Formen der unbezahlten Arbeit

Unbezahlte Arbeit existiert in vielerlei Formen. Im Folgenden findest du eine kleine Auflistung der verschiedenen Typen jener Überausbeutung:

  • Praktika: eigentlich als Einfühlung bzw. Orientierung gedacht, werden Praktika häufig dazu missbraucht, reguläre Stellen zu ersetzen, indem PraktikantInnen übliche Arbeiten im Betriebsablauf übernehmen.
  • Probeschichten: eigentlich ein befristetes Arbeitsverhältnis auf Probe, werden ProbearbeiterInnen häufig rechtswidrig dafür ausgenutzt, kostenlos Arbeiten für einen Betrieb zu erbringen, in der Hoffnung auf eine Festanstellung.
  • Lehraufträge: Trend insbes. an den Hochschulen, durch unbezahlte Lehrtätigkeiten Gelder einsparen.

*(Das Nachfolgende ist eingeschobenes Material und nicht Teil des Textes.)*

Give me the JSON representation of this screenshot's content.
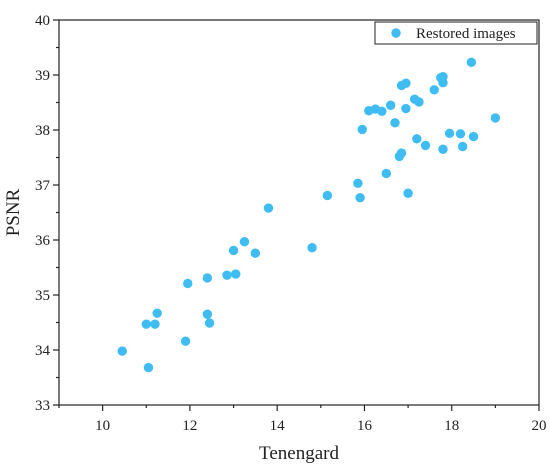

Vor allem jungen AkademikerInnen, die sich dadurch Vorteile für ihre Karriere erhoffen, werden dafür eingespannt.
  • Ehrenamtliche Tätigkeit: Trend, bezahlte soziale bzw. öffentliche Stellen in ehrenamtliche Tätigkeit umzuwandeln, um im Sozialhaushalt zu sparen.
  • Überstunden: Mehrarbeit, bei der die vertragliche Arbeitszeit überschritten wird; ist eigentlich zu vergüten, erfolgt sie durch technische Kniffe der Chefs und Ahnungslosigkeit der ArbeiternehmerInnen sehr häufig unbezahlt.
  • Schulungen: vom Betrieb verlangte Fortbildungsmaßnahmen; sind eigentlich zu vergüten, weil sie z.B. mit Freizeitausfall verbunden sind, oftmals aber unbezahlt, weil Ahnungslosigkeit der ArbeitnehmerInnen ausgenutzt oder auf sie Druck ausgeübt wird.
  • Lohnvorenthaltung: das klassische Problem, dass der Arbeitergeber geleistete Arbeitszeiten nicht vergütet, für die den ArbeitnehmerInnen rechtmäßig Lohn zusteht, seien es ganze Gehälter die vorenthalten oder gewisse Arbeitsstunden bzw. -leistungen, die nicht anerkannt werden.

     (Die Liste ist sicherlich noch ausbaufähig.)

Zu berücksichtigen ist, dass unbezahlte Arbeit nicht erst dann vorliegt, wenn kein Euro und kein Cent für geleistete Arbeit ausgezahlt werden. Oftmals sind Entlohnungen eher symbolischer Art und gleichen mehr einem Almosen. Eine Praktikantin, die z.B. eine Aufwandsentschädigung von 100 Euro für einen Monat Arbeit enthält, kann getrost als unbezahlte Arbeiterin begriffen werden. Ebenso ein Azubi, der z.B. 400 Euro im Monat erhält und 39,5 Stunden die Woche arbeitet (Überstunden nicht mit berechnet!). Letzteres bedeutet eine stundenbezogene Vergütung von weniger als 2,50 Euro. Zum einen kann dies kaum als „Lohn“ bezeichnet werden. Zum anderen entspräche dies, setzte man einen Stundenmindestlohn von, sagen wir mal, 5 Euro (um niedrig zu rechnen) voraus, jeden Monat einer Gesamtzahl von 80 unbezahlter Arbeitsstunden. Ein ähnliches Problem ergibt sich mit den Ein-Euro-Jobs, die unseres Erachtens ebenso schon mehr in den Bereich der unbezahlten Arbeit als in den Bereich der Billigarbeit gehören. Dennoch wollen wir die Ein-Euro-Jobs, die mit Sicherheit noch mal ein ganz anderes und tückischeres Problem darstellen, nicht in den Rahmen der Kampagne stellen.